Welcome to that well-documented prehistoric world where broad-shouldered cavemen spoke perfect American and where nearly every animal was a 70s-coloured African hybrid. Welcome to the home of the unofficial ancestors of The Incredibles, Kirk De Micco and Chris Sanders’ The Croods.
In a dangerous world, Grug (voiced by Nicholas Cage) and his wife, Ugga (Catherine Keener), have raised their children to believe that the cave is the safest place to be. “Never not be afraid” is the resounding message reflected in Grug’s bedtime stories which always end up with the main character dying when they discover something new. This rule doesn’t seem to bother the baby or the daft son, Thunk (Clark Duke) or Gran (Cloris Leachman).
However in typical teenage fashion, their daughter Eep (Emma Stone) has taken issue with her dad’s negativity and is set on exploring the outside world. When she meets another human, Guy (Ryan Reynolds), her curiosity is reinforced. Unfortunately, while this Guy has lots of novel ideas, he is also forecasting the end of the world. It is a laughable notion until it actually happens and the Croods are forced to negotiate a world far larger than they thought.
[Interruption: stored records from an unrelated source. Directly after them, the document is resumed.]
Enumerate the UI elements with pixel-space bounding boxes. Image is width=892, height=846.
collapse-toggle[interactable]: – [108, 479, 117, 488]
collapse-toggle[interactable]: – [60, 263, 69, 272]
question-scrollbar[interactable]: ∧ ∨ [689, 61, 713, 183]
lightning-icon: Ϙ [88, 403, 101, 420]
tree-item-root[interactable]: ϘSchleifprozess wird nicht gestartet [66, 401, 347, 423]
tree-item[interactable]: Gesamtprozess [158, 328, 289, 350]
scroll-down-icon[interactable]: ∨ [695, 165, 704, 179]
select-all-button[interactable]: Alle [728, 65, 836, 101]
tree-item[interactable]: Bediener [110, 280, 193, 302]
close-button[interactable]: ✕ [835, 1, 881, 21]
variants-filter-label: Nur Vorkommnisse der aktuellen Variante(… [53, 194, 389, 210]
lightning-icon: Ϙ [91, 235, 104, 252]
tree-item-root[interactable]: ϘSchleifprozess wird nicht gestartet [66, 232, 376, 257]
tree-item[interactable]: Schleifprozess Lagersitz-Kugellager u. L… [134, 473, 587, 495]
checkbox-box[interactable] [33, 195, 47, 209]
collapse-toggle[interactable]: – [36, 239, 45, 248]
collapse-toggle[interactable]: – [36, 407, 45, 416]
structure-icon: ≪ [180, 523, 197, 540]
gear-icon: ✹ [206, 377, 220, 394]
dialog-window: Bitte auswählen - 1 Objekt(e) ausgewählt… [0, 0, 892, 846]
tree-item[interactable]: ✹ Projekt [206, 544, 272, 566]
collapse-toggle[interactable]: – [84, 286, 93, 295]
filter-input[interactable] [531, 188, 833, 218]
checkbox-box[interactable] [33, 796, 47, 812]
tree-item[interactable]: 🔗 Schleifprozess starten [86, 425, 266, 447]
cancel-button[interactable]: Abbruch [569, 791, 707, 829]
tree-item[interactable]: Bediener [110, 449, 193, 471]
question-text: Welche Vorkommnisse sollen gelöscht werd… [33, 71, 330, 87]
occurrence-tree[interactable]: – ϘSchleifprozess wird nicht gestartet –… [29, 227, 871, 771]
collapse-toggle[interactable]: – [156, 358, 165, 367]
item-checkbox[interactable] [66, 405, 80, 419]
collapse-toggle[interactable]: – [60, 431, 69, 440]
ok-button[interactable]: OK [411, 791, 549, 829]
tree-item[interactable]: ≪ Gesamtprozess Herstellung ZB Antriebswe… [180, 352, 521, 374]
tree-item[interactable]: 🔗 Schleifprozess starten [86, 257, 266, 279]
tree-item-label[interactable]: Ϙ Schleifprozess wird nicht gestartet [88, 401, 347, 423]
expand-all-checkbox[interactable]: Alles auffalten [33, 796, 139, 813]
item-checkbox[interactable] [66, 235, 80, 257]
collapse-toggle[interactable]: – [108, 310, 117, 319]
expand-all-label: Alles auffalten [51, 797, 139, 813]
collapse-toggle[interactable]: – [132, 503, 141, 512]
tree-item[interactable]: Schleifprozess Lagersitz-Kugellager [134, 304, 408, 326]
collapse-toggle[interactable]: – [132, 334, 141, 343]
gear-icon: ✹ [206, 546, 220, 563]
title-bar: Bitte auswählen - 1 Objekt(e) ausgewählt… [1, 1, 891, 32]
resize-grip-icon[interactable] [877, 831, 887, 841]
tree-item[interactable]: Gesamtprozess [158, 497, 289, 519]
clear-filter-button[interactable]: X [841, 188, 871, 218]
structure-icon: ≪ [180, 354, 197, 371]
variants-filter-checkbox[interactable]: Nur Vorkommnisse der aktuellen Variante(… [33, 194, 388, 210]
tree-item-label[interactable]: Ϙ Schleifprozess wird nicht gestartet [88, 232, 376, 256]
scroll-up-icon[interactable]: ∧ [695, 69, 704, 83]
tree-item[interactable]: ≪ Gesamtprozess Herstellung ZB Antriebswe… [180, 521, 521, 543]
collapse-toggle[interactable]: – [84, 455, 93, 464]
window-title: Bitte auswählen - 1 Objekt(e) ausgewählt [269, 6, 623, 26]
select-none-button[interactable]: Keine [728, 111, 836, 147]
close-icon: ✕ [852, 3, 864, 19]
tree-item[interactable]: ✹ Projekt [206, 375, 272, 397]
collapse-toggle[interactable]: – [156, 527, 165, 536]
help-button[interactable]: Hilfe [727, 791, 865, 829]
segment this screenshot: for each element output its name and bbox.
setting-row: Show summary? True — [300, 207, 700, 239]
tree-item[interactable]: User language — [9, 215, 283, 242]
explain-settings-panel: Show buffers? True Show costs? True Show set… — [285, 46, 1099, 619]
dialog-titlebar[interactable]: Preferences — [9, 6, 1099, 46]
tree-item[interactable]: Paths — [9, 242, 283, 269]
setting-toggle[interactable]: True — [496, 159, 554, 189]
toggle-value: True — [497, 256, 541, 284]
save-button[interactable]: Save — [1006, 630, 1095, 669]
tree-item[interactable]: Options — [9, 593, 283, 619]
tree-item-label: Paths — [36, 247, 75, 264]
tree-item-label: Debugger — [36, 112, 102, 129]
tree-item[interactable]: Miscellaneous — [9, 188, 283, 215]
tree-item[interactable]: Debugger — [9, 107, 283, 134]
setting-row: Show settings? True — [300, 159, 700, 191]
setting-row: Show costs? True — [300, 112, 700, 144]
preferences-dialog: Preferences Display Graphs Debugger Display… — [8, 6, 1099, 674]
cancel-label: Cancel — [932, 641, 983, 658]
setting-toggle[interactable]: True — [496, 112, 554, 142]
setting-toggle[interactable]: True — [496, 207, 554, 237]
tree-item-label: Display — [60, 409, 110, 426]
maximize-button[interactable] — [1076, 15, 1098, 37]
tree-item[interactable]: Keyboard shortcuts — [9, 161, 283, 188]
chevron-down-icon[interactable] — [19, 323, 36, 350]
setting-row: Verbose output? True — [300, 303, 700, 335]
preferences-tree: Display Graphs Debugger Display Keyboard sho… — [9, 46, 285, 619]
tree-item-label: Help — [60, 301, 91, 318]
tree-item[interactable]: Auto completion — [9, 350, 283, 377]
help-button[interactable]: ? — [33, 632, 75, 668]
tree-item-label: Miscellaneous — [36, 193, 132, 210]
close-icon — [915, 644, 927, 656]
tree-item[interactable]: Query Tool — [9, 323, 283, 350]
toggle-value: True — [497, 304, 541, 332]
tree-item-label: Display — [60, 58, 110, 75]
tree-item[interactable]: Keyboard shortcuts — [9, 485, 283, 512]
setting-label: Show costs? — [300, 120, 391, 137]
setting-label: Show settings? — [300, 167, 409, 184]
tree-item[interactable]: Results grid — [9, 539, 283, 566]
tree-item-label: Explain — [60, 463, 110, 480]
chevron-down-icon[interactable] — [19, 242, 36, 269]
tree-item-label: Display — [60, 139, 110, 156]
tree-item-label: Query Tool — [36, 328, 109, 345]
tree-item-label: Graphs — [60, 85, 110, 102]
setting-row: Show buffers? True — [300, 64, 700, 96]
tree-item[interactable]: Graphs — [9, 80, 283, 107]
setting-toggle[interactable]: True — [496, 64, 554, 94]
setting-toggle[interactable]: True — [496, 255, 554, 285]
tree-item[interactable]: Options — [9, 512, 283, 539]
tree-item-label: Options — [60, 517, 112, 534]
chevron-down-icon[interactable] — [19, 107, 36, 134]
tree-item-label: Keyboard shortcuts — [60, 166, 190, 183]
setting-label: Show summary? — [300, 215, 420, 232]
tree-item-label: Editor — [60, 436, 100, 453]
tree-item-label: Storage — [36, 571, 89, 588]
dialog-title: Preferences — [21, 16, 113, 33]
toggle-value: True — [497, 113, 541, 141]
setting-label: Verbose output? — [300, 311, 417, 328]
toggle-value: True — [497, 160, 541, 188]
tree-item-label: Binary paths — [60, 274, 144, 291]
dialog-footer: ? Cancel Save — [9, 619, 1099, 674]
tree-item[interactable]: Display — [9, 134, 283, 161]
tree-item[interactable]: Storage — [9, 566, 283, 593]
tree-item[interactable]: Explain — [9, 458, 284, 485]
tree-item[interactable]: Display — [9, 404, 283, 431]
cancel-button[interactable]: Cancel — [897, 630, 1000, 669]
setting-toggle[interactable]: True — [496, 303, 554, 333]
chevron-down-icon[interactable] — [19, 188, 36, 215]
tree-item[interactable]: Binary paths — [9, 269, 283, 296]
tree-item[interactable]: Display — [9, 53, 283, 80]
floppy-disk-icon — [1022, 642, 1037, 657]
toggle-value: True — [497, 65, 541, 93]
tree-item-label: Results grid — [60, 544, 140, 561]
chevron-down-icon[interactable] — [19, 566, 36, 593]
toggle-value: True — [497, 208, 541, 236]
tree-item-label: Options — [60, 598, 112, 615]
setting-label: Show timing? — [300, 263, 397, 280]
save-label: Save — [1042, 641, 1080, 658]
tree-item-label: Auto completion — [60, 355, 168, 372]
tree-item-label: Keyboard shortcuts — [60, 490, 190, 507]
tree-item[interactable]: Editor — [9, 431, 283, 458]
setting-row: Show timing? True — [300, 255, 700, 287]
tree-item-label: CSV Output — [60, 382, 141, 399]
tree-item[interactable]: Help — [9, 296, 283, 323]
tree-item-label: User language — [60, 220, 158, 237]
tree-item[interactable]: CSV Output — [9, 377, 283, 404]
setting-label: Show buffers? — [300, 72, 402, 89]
With barely a breath taken between chases, there are a few things which puzzled me during the course of this frantically paced film, such as: how they arrive in a desert only moments after falling into the middle of an impenetrable jungle; how Guy seems to be wearing denim jeans and how Grug and Guy don’t writhe in pain when waste-deep in fuming molten tar. Maybe I’m being too harsh. As with anything animated, suspended disbelief is recommended.
In all seriousness, what really elevates this movie is the attention to detail and visual splendour we have come to expect from big budget animation. Every hair, eye-twitch, leaf and breeze has been accounted for in this spectacular 98-minute action reel/nature documentary. Thankfully, the end of the world, effectively captured in 3D, is just slow enough for the dysfunctional family to bicker, stall, reconcile, and run away simultaneously, making time for a substantial amount of slapstick.
Following Eep’s familiar teenage dilemma of trying to escape from her parents’ clutches, there isn’t much new or witty about this collaboration from De Micco and Sanders (as well as writing and directing, Sanders also voices Guy’s pet, Belt). At the heart is a noble sentiment and there should be enough visual candy to keep kids happy. However, anyone over twelve will likely come up disappointed, a distinction which sees this fall dramatically short of benchmarks such as The Incredibles, Wall-E and Up.
The Croods is in Australia cinemas from 28 March through 20th Century Fox.